Should I stay or should I go?
The City Paper has a good article this week on a report out of Temple University that highlights contrasts between Center City and its surrounding regions (both in and then outside the city) and on factors that make people want to move to or out of Philadelphia.
Researchers found Center City so fundamentally different from the surrounding inner-city communities that it is one of just 15 "Established Town"-type communities in the region. (Other such towns are Narberth, Media, Milbourne, Radnor and Thornbury—which seems only to highlight just how unique Center City is.)Basically, people are choosing not to live in the innermost ring of neighborhoods surrounding Center City, opting instead for the outer suburbs, with the result that the "ring" areas are getting poorer and more dangerous even as Center City thrives. Importantly, they note that the reasons for relocation are not primarily economic:
Around Center City, MPIP's maps show several massive inner-city communities. Including West, Southwest and North Philadelphia, as well as Camden, these inner-city neighborhoods isolate Philadelphia physically and culturally from the rest of the region. And researchers found the division is going to get worse.
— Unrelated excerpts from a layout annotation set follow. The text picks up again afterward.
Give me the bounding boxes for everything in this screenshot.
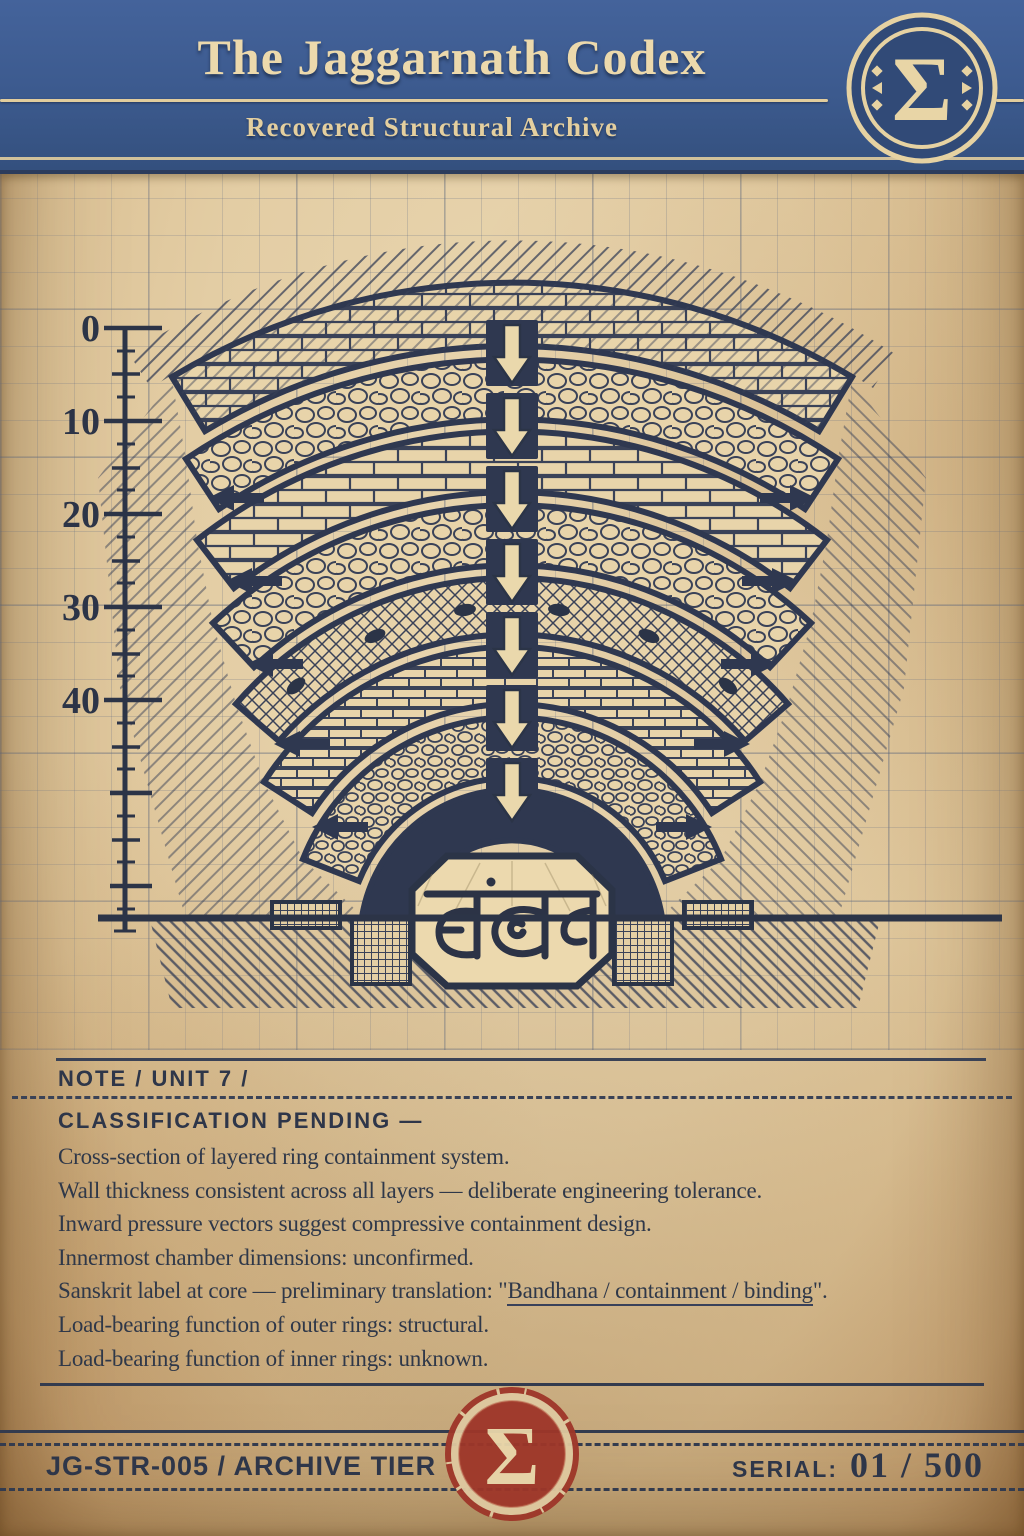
scale-tick-label: 20 <box>62 494 100 536</box>
archive-card: The Jaggarnath Codex Recovered Structura… <box>0 0 1024 1536</box>
header-banner: The Jaggarnath Codex Recovered Structura… <box>0 0 1024 170</box>
note-body: Cross-section of layered ring containmen… <box>58 1140 988 1375</box>
sanskrit-translation: Bandhana / containment / binding <box>507 1278 812 1306</box>
sigma-badge-icon: Σ <box>842 8 1002 168</box>
serial-value: 01 / 500 <box>850 1444 984 1486</box>
header-divider-left <box>0 99 828 102</box>
catalog-number: JG-STR-005 / ARCHIVE TIER <box>46 1451 436 1482</box>
serial-number: SERIAL: 01 / 500 <box>732 1444 984 1486</box>
note-line-sanskrit: Sanskrit label at core — preliminary tra… <box>58 1274 988 1308</box>
page-title: The Jaggarnath Codex <box>0 28 904 86</box>
sigma-stamp-icon: Σ <box>432 1380 592 1532</box>
structural-diagram: बंधन 0 10 20 30 40 <box>0 168 1024 1048</box>
classification-heading: CLASSIFICATION PENDING — <box>58 1108 423 1134</box>
note-line: Load-bearing function of inner rings: un… <box>58 1342 988 1376</box>
note-line: Load-bearing function of outer rings: st… <box>58 1308 988 1342</box>
stamp-sigma-glyph: Σ <box>485 1410 540 1503</box>
note-line: Innermost chamber dimensions: unconfirme… <box>58 1241 988 1275</box>
note-dashed-rule <box>12 1096 1012 1099</box>
scale-tick-label: 10 <box>62 401 100 443</box>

In the Philadelphia region, safety is the number one reason for moving (76 percent), followed by housing costs (70 percent) and good schools (59 percent). Moving in search of lower taxes actually ranked among the bottom (32 percent).This puts a bit of a hole in arguments by the Chamber of Commerce and others that cuts in taxes will lead to more jobs, businesses, and residents in the city (see a similar argument against simplistic solutions made by Charles here). More effective is likely to be determination among current residents to improve their neighborhoods and give those around them more reasons to stay.
1 Comments:
Not sure if it blows that big of a hole in the Chamber's theory; taxes are more of a burden to businesses, whereas individuals have different motivations.